D’Indy fait de la cloche un instrument fédérateur et civilisateur. C’est au moment du triomphe final que ce rôle conféré à la cloche est le plus notable. Après qu’une série de personnages ait dit pis que pendre de Wilhelm, sa cloche retentit pour la première fois. Un calme subit et profond s’empare de tous les esprits, avant que deux chœurs réunis ne chantent les louanges du saintier : « Gloire à Wilhelm, dont la voix magnanime,/ En nos chœurs fait renaître la concorde et la paix ». À la fin de ce dernier tableau, la cloche (et la voix de Wilhelm à travers elle) est assimilée à l’art qui, par son « influence bénie », permet à tous de chanter « à jamais la sublime Harmonie/Et l’éternelle Vérité! » (D’Indy 1924, « Triomphe »).

Observant l’exemple de Schiller, d’Indy faisait de son art l’instrument d’une mission civilisatrice à laquelle il vouait son existence. Quelques années seulement après la composition du Chant de la Cloche, il prononcera les mots suivants dans un discours à la Schola Cantorum :

L’art, émanation divine, ne donne point à ses fervents d’autre maxime : Connaître, aimer, servir, car la connaissance qui rend fort et qui rend juste, l’amour qui provoque la création et la conscience d’une haute mission éducatrice, tels sont, je l’affirme, les trois points essentiels du caractère de l’artiste, je ne dirai pas moderne, je dirai mieux : de l’artiste libre.28

D’Indy présente par conséquent une cloche qui rassemble les Hommes, dans le sillage lointain des premiers romantiques d’Iéna29. À propos de ces derniers, Corbin note :

L’exaltation des cloches de la terre a été pour eux l’occasion de célébrer un accord et une rencontre : celle du peuple et des poètes, réunis dans l’admiration commune et dans l’effort confluent en vue d’esthétiser cette rhétorique sonore. (Corbin 1994, 459)

Dans le poème de Schiller, la cloche a un nom : elle est baptisée « Concorde ». Le poète a en effet souhaité qu’elle « ne rassemble la communauté que pour des réunions de paix et d’affection » (Schiller 1854, 45), et conclue son poème ainsi : « Maintenant, arrachez avec les câbles la cloche de la fosse; qu’elle s’élève dans les airs, dans l’empire du son. Tirez! Tirez! Elle s’émeut, elle s’ébranle; elle annonce la joie à cette ville. Que ses premiers accents soient des accents de paix. » (Schiller 1854, 45)
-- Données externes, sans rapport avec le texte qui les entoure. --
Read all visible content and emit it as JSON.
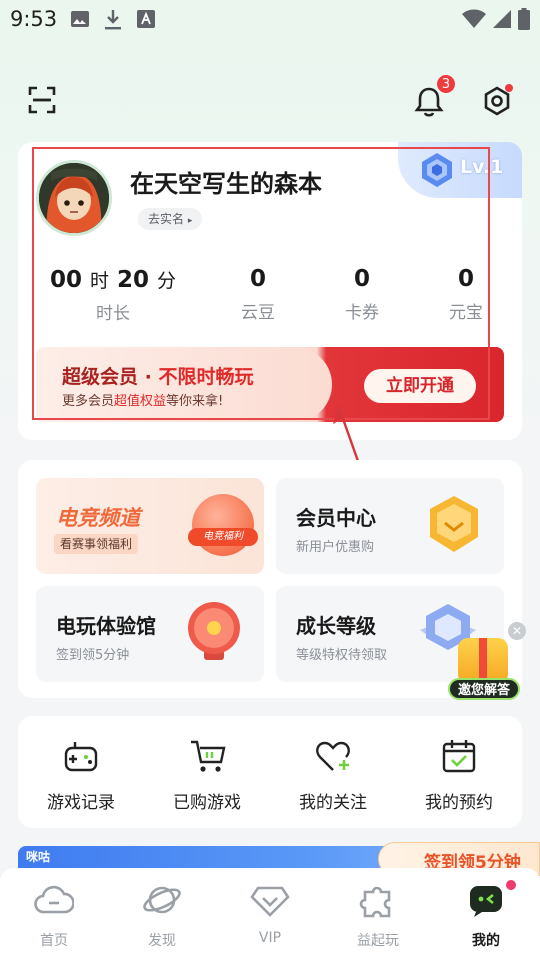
{
  "status_bar": {
    "time": "9:53"
  },
  "header": {
    "notification_count": "3"
  },
  "profile": {
    "username": "在天空写生的森本",
    "realname_label": "去实名",
    "level": "Lv.1",
    "stats": [
      {
        "value": "00",
        "unit1": "时",
        "value2": "20",
        "unit2": "分",
        "label": "时长"
      },
      {
        "value": "0",
        "label": "云豆"
      },
      {
        "value": "0",
        "label": "卡券"
      },
      {
        "value": "0",
        "label": "元宝"
      }
    ]
  },
  "vip": {
    "title_part1": "超级会员 · ",
    "title_part2": "不限时畅玩",
    "subtitle_part1": "更多会员",
    "subtitle_highlight": "超值权益",
    "subtitle_part2": "等你来拿!",
    "button": "立即开通"
  },
  "tiles": [
    {
      "title": "电竞频道",
      "subtitle": "看赛事领福利",
      "badge": "电竞福利"
    },
    {
      "title": "会员中心",
      "subtitle": "新用户优惠购"
    },
    {
      "title": "电玩体验馆",
      "subtitle": "签到领5分钟"
    },
    {
      "title": "成长等级",
      "subtitle": "等级特权待领取"
    }
  ],
  "float_help": "邀您解答",
  "shortcuts": [
    {
      "label": "游戏记录",
      "icon": "gamepad-icon"
    },
    {
      "label": "已购游戏",
      "icon": "cart-icon"
    },
    {
      "label": "我的关注",
      "icon": "heart-plus-icon"
    },
    {
      "label": "我的预约",
      "icon": "calendar-check-icon"
    }
  ],
  "promo": {
    "signin": "签到领5分钟",
    "logo": "咪咕"
  },
  "bottom_nav": [
    {
      "label": "首页",
      "icon": "cloud-icon"
    },
    {
      "label": "发现",
      "icon": "planet-icon"
    },
    {
      "label": "VIP",
      "icon": "diamond-icon"
    },
    {
      "label": "益起玩",
      "icon": "puzzle-icon"
    },
    {
      "label": "我的",
      "icon": "profile-face-icon",
      "active": true
    }
  ],
  "colors": {
    "accent_red": "#e02a2a",
    "bg_green": "#eaf6ee"
  }
}
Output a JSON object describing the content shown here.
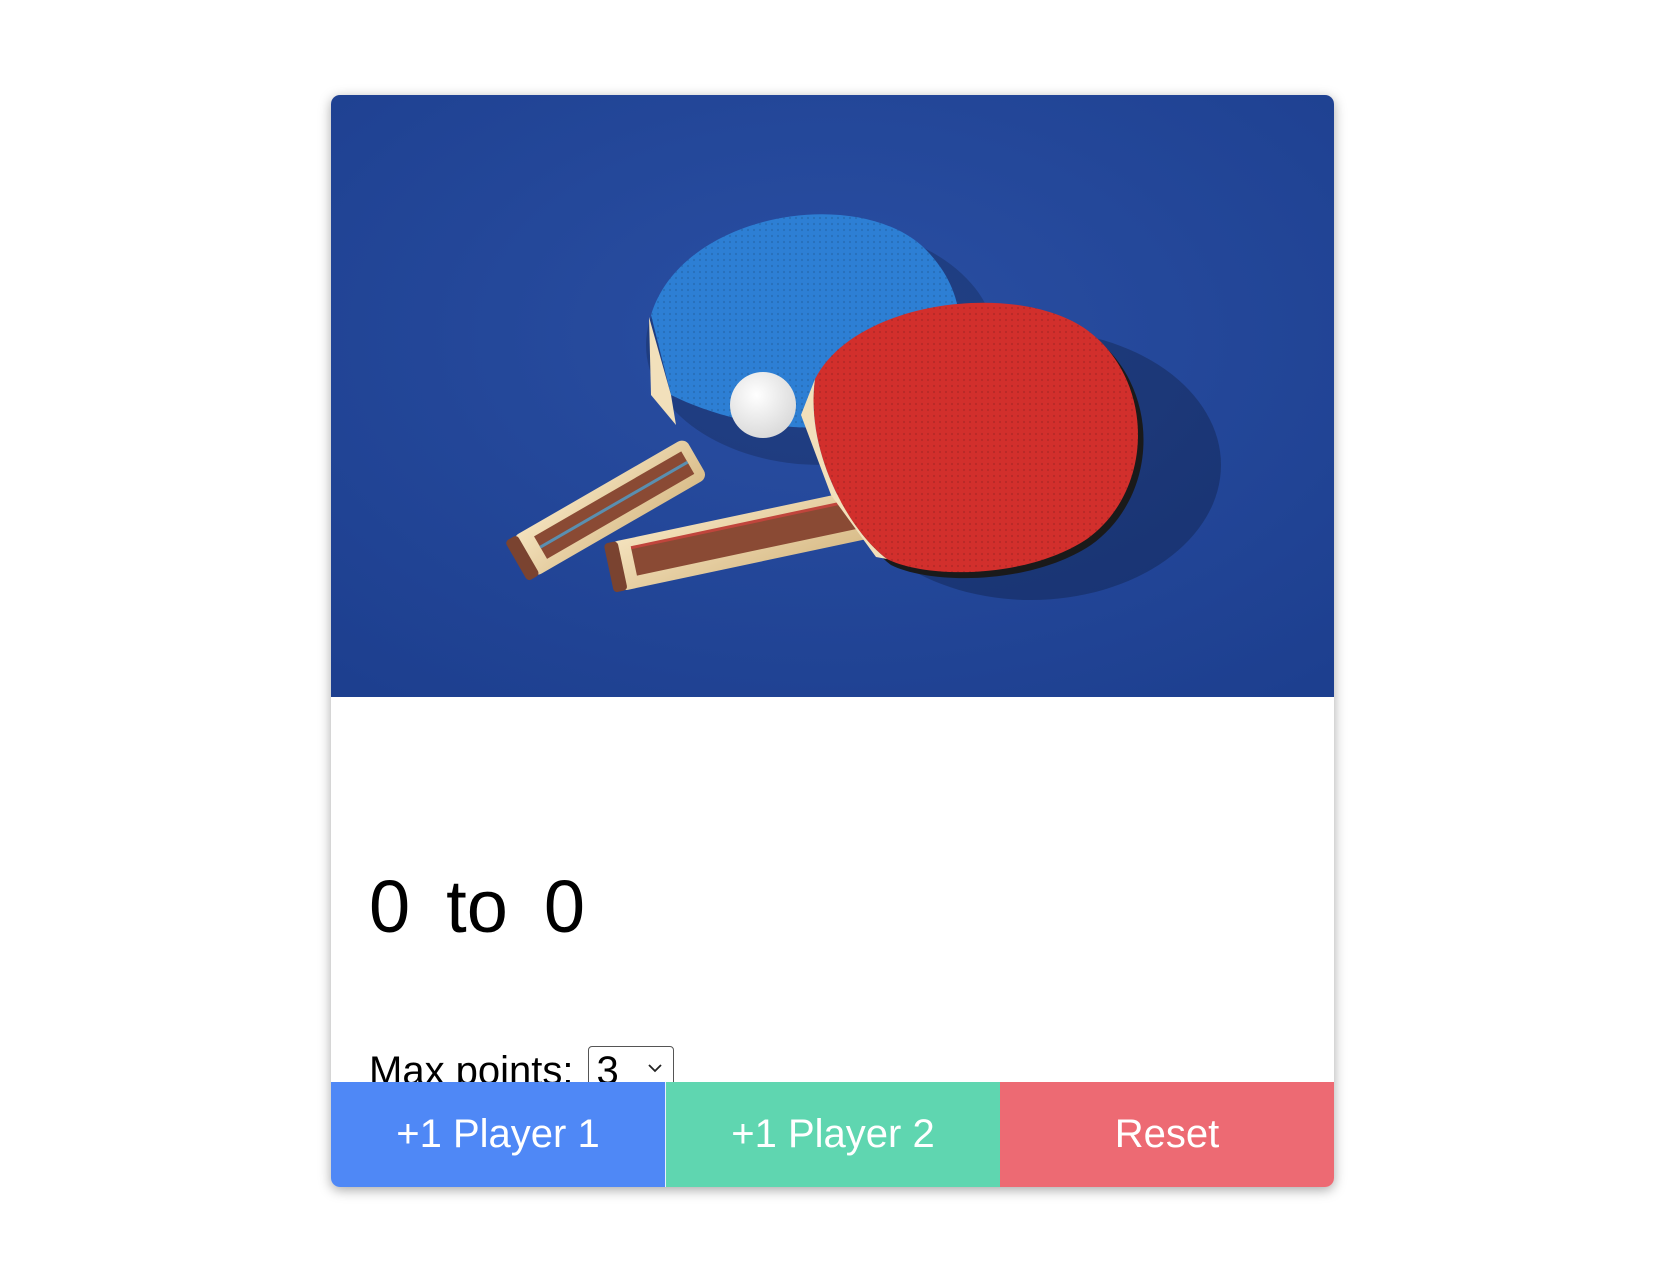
{
  "hero_image": {
    "icon": "ping-pong-paddles-image",
    "colors": {
      "table": "#22479a",
      "paddle_blue": "#2d7fd4",
      "paddle_red": "#d22f2c"
    }
  },
  "score": {
    "player1": "0",
    "separator": "to",
    "player2": "0"
  },
  "max_points": {
    "label": "Max points:",
    "selected": "3",
    "icon": "chevron-down-icon"
  },
  "buttons": {
    "player1": "+1 Player 1",
    "player2": "+1 Player 2",
    "reset": "Reset"
  },
  "colors": {
    "player1_button": "#4f88f6",
    "player2_button": "#5fd6b0",
    "reset_button": "#ed6a73"
  }
}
Plus ou moins idéalisée, la manière dont la cloche est capable de réunir les Hommes recoupe une réalité. Au 19e siècle, la cloche peut provoquer des sentiments d’appartenance à une communauté très puissants. « Je sonnerai pour tout le monde, sans aucune rétribution », lit-on par exemple sur une cloche de Cussac dans le Cantal, fondue en 1838 (Corbin 1994, 137). Corbin ajoute :

Le son de la cloche et l’émotion qu’il suscite aident à la construction de l’identité territoriale des individus qui l’attendent puis le perçoivent; villageois, bourgeois et « gens de métiers » installés au centre des villes anciennes peuvent, grâce à lui, éprouver plus aisément cet enracinement spatial dont le prolétariat urbain en formation se trouve alors privé […]. La cloche impose un espace sonore qui correspond à une certaine conception de la territorialité, obsédée par l’interconnaissance. La cloche ressasse le partage d’un en-dedans et d’un en-dehors. (Corbin 1994, 161-162)

La cloche participe à la construction d’une identité. Les populations sont très concernées par exemple par la réalisation d’une nouvelle cloche, qui constitue un véritable évènement auquel elles s’associent activement (les villageois apportent leur concours au saintier en sciant du bois, en manœuvrant avec lui les moules, etc. [Corbin 1994, 147–150])30. On le voit, si dans l’histoire, et d’une façon très pratique, la cloche rassemble les habitants d’une communauté localisée, chez Schiller et d’Indy, elle abat les frontières entre les peuples et soulève les foules.

Suivant l’exemple du poète, le compositeur expose dans son œuvre trois modalités qui rendent possibles les pouvoirs civilisateurs de la cloche : celle-ci, dans un premier temps, est capable de rassembler car son volume et l’intensité sonore dont elle dispose couvrent un champ géographique considérablement large; dans un second temps, la cloche est symbole de paix parce qu’elle est bénie, c’est un objet sacré; enfin, et dans un troisième temps, la cloche « chante », et son chant harmonieux apaise les bas instincts.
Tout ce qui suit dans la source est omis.